The Spark: Tokoloshe Song

tokoloshesongInspired by John Scalzi’s awesome The Big Idea,  The Spark is a guest space on my blog, where African novelists can promote their new novels by writing a short personal essay about the inspiration (or the spark) for the story.

It’s a side project  I run in my spare time because there’s incredible writing talent on the continent (and the diaspora) and I want to shine a blazing light on it.

Authors have previously written about how their novels were inspired by wondering what if the crazy tabloid headlines were true or by a popular Soweto ghost story, or because you were clawing your way out of depression,  or trying to live down the embarrassment of being a black student mugged by a white guy, or because Rihanna saved your life or you wrote this story because you wanted to look fancy reading alone in bars.

The Spark for Tokoloshe Song by Andrew Salomon


I had been writing short stories for a number of years and even though I wanted to write a novel, I kept putting off actually starting it. I could cite all kinds of excuses for my procrastination: work commitments; having to paint the house; the dogs need exercising, but the real reason was that I was worried I might not be able to pull it off, or that I would manage to write a novel and it would be crap.

But then a friend told me about the inaugural Terry Pratchett First Novel Award. It seemed perfect: here was an award sponsored by the publisher of one of my favourite authors, plus the prize money was in that fabled currency (especially to a South African) – pounds. Sometimes the promise of fame and fortune are just what an aspiring novelist needs to actually get down to committing those 80,000 words or so to paper (I have since downgraded those expectations of fame and fortune to slight notoriety and a bit of cash – the former is taking shape, the latter I’m still waiting for).

A short story I had written was one of the winners of the PEN/Studzinski Literary Awards for African Fiction and featured a tokoloshe – a knee-high, much-maligned creature from southern African folklore. I got a great deal of positive feedback from readers about this character so I decided to use a tokoloshe in the novel since his would allow me to further mine the rich vein of African mythology. I wanted to portray tokoloshes as intelligent, emotional creatures that, instead of being inherently evil, are misunderstood and act out against the prejudice directed at them. And I wanted to write a rollicking story, a thriller that happened to have fantasy – homegrown African fantasy – in it.

So I wrote the novel and entered it for the Terry Pratchett First Novel award and to my shock and delight it got shortlisted. It didn’t win but I then thought I wouldn’t have much of a hard time getting an agent and getting published – both turned out to be erroneous assumptions. This was at a time when e-books were just taking off and there was a great deal of uncertainty in the publishing industry. I became very familiar with rejections from agents and publishers. Recurring themes were that unless you are already an established writer, or it’s a cookbook, forget it.

Fortunately Tokoloshe Song was accepted by Umuzi, the South African imprint of Random House, who paired me with an excellent editor and a fantastic cover designer.

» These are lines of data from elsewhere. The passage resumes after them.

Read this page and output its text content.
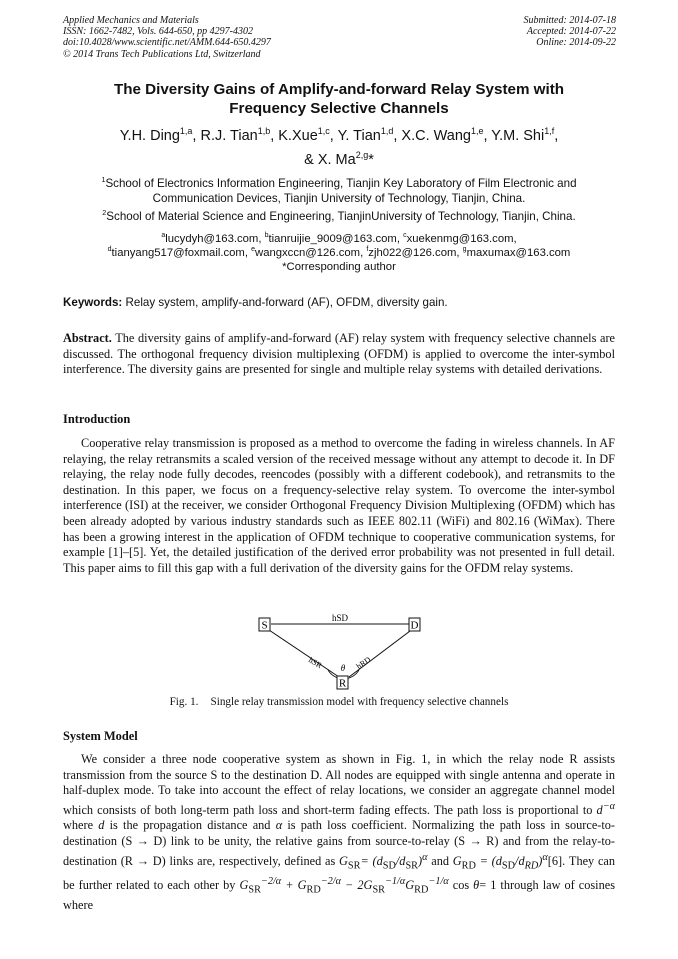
Applied Mechanics and Materials
ISSN: 1662-7482, Vols. 644-650, pp 4297-4302
doi:10.4028/www.scientific.net/AMM.644-650.4297
© 2014 Trans Tech Publications Ltd, Switzerland
Submitted: 2014-07-18
Accepted: 2014-07-22
Online: 2014-09-22
The Diversity Gains of Amplify-and-forward Relay System with
Frequency Selective Channels
Y.H. Ding$^{1,a}$, R.J. Tian$^{1,b}$, K.Xue$^{1,c}$, Y. Tian$^{1,d}$, X.C. Wang$^{1,e}$, Y.M. Shi$^{1,f}$,
& X. Ma$^{2,g}$*
$^1$School of Electronics Information Engineering, Tianjin Key Laboratory of Film Electronic and Communication Devices, Tianjin University of Technology, Tianjin, China.
$^2$School of Material Science and Engineering, TianjinUniversity of Technology, Tianjin, China.
$^a$lucydyh@163.com, $^b$tianruijie_9009@163.com, $^c$xuekenmg@163.com,
$^d$tianyang517@foxmail.com, $^e$wangxccn@126.com, $^f$zjh022@126.com, $^g$maxumax@163.com
*Corresponding author
Keywords: Relay system, amplify-and-forward (AF), OFDM, diversity gain.
Abstract. The diversity gains of amplify-and-forward (AF) relay system with frequency selective channels are discussed. The orthogonal frequency division multiplexing (OFDM) is applied to overcome the inter-symbol interference. The diversity gains are presented for single and multiple relay systems with detailed derivations.
Introduction
Cooperative relay transmission is proposed as a method to overcome the fading in wireless channels. In AF relaying, the relay retransmits a scaled version of the received message without any attempt to decode it. In DF relaying, the relay node fully decodes, reencodes (possibly with a different codebook), and retransmits to the destination. In this paper, we focus on a frequency-selective relay system. To overcome the inter-symbol interference (ISI) at the receiver, we consider Orthogonal Frequency Division Multiplexing (OFDM) which has been already adopted by various industry standards such as IEEE 802.11 (WiFi) and 802.16 (WiMax). There has been a growing interest in the application of OFDM technique to cooperative communication systems, for example [1]–[5]. Yet, the detailed justification of the derived error probability was not presented in full detail. This paper aims to fill this gap with a full derivation of the diversity gains for the OFDM relay systems.
S	D
R
hSD
hSR	hRD
θ
Fig. 1. Single relay transmission model with frequency selective channels
System Model
We consider a three node cooperative system as shown in Fig. 1, in which the relay node R assists transmission from the source S to the destination D. All nodes are equipped with single antenna and operate in half-duplex mode. To take into account the effect of relay locations, we consider an aggregate channel model which consists of both long-term path loss and short-term fading effects. The path loss is proportional to $d^{-\alpha}$ where d is the propagation distance and α is path loss coefficient. Normalizing the path loss in source-to-destination (S → D) link to be unity, the relative gains from source-to-relay (S → R) and from the relay-to-destination (R → D) links are, respectively, defined as $G_{SR}= (d_{SD}/d_{SR})^\alpha$ and $G_{RD} = (d_{SD}/d_{RD})^\alpha[6]$. They can be further related to each other by $G_{SR}^{-2/\alpha} + G_{RD}^{-2/\alpha} - 2G_{SR}^{-1/\alpha}G_{RD}^{-1/\alpha}$ cos θ= 1 through law of cosines where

The novel ended up having lots of characters – along with the two main characters: Lun, the tokoloshe, and Richard who befriends him while volunteering at a Cape Town shelter for mistreated tokoloshes, there is also a book-loving assassin, a Cape Town crime lord, a pair of midwives equally adept at guiding an infant safely through a difficult birth and doling out vengeance to a murderer, and Mamron, a monster as twisted in his heart as his misshapen exterior suggests. Some of the characters were created specifically for the novel, while others had their origins in earlier, unpublished short stories.

Writing the novel gave me the chance to draw on my own experiences as an archaeologist working in South Africa, Mozambique and Zambia, and I could also borrow incidents that others had told me about, like a friend’s terrible but also hilarious experiences in the sometime-bizarre world of internet dating. My research also turned up some unexpected local gems like discovering that Mossel Bay is the only place in the world where great white sharks breach while hunting at night. Great whites breaching at night? How can a writer not use that?